Hege E. Anglevik (Members and events manager, ETN) opened the session with an introduction to Energy Transition Norway and the cluster model — how clusters function as connectors between companies, research institutions and public actors, and why that structure matters for driving innovation in the energy transition. The question that followed was a natural one: what does that look like in practice?

Kristoffer W. Moldekleiv, EU adviser at ETN, walked participants through how the cluster translates collaboration into concrete outcomes. Central to this is ETN's Technical Committee, where major operators on the Norwegian Continental Shelf evaluate project ideas against real industry challenges. The committee provides innovators with direct access to end users, helping ensure that projects address needs the industry is willing to invest in.

Projects as proof of concept

Three cluster projects gave participants a concrete sense of what this looks like in practice. Kjell Erik Drevdal presented GRaPA — Go Radical P&A — a project focusing on more efficient and cost-effective solutions for plugging and abandoning wells, applying competence built through decades of oil and gas operations to one of the industry's most pressing decommissioning challenges.

Terje Hauan (director of business development, SEID) introduced a perspective that reframed the energy transition discussion. Rather than focusing on reducing CO2 emissions alone, he argued for shifting attention to where value can be created by avoiding emissions in the first place. SEID’s project, ColdSpark, explores methane splitting as a pathway to clean hydrogen — an approach that puts industrial value creation at the centre of the transition.

Erik Svanes presented Flex2Future, a project combining offshore wind, wave power and solar energy to develop integrated renewable systems. The project recently completed a significant technology test — a milestone that illustrates how cluster projects move from concept to validation.

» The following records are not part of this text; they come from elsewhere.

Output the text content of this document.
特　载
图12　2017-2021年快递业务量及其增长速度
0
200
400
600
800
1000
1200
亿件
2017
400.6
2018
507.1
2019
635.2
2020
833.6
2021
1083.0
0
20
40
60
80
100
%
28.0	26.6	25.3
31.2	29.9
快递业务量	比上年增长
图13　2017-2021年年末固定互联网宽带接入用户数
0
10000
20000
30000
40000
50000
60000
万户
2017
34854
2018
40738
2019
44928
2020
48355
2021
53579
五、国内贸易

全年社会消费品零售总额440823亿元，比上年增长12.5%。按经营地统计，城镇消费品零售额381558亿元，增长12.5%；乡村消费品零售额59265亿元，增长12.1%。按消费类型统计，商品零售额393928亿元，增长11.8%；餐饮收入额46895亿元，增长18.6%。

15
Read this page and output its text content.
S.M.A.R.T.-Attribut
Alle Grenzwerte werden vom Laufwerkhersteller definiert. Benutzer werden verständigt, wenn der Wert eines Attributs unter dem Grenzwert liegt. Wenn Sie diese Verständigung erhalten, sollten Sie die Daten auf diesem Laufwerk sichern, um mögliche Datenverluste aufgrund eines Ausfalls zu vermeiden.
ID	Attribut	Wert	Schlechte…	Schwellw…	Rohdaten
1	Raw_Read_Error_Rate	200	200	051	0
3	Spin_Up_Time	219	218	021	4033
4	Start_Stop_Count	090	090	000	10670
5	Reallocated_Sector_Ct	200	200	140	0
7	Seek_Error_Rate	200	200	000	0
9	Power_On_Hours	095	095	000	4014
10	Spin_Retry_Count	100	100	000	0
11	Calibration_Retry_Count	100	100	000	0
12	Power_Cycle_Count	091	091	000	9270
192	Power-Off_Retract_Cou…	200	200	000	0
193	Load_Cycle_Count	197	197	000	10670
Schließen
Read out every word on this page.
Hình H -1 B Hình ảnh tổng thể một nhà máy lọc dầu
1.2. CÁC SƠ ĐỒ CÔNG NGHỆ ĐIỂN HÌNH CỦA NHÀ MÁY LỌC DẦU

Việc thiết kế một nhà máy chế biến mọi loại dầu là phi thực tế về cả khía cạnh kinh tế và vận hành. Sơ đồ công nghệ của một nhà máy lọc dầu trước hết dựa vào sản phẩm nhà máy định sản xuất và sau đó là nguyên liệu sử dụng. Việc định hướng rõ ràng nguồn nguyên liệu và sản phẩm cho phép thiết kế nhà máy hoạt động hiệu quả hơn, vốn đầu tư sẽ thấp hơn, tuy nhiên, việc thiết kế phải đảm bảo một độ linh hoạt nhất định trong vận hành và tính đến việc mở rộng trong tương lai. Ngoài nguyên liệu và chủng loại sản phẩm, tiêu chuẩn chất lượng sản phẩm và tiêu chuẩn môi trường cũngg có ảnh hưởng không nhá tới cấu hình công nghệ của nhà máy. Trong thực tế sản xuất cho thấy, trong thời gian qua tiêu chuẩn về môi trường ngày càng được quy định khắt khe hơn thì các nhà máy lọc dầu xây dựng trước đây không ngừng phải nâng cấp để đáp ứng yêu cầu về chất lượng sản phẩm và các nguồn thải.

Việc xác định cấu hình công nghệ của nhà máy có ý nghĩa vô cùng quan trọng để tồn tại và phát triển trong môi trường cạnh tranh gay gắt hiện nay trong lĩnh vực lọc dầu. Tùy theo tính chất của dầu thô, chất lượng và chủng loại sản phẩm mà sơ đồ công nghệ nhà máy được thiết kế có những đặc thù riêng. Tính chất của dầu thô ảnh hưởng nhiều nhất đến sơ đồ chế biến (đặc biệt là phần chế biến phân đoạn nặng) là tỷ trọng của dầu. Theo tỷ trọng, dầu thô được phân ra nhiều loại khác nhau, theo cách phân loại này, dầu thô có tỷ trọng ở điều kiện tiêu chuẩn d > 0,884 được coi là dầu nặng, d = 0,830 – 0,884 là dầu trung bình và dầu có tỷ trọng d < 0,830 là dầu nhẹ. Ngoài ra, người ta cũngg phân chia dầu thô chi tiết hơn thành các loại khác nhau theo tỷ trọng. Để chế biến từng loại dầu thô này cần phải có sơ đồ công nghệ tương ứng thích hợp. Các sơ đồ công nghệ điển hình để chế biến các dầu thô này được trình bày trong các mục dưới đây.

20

The session closed with a presentation from Lisbeth Sørgård Kjøpstad of EDIH Oceanopolis and Nordic Edge — a fellow cluster and close collaborator of ETN — on digitalisation and what it means for companies navigating the energy transition.

More questions than time

It was a genuine pleasure to host such an engaged group. Questions continued throughout the session and well into the breaks, reflecting both the complexity of the energy transition and the interest among young professionals in understanding how new technologies move from concept to implementation.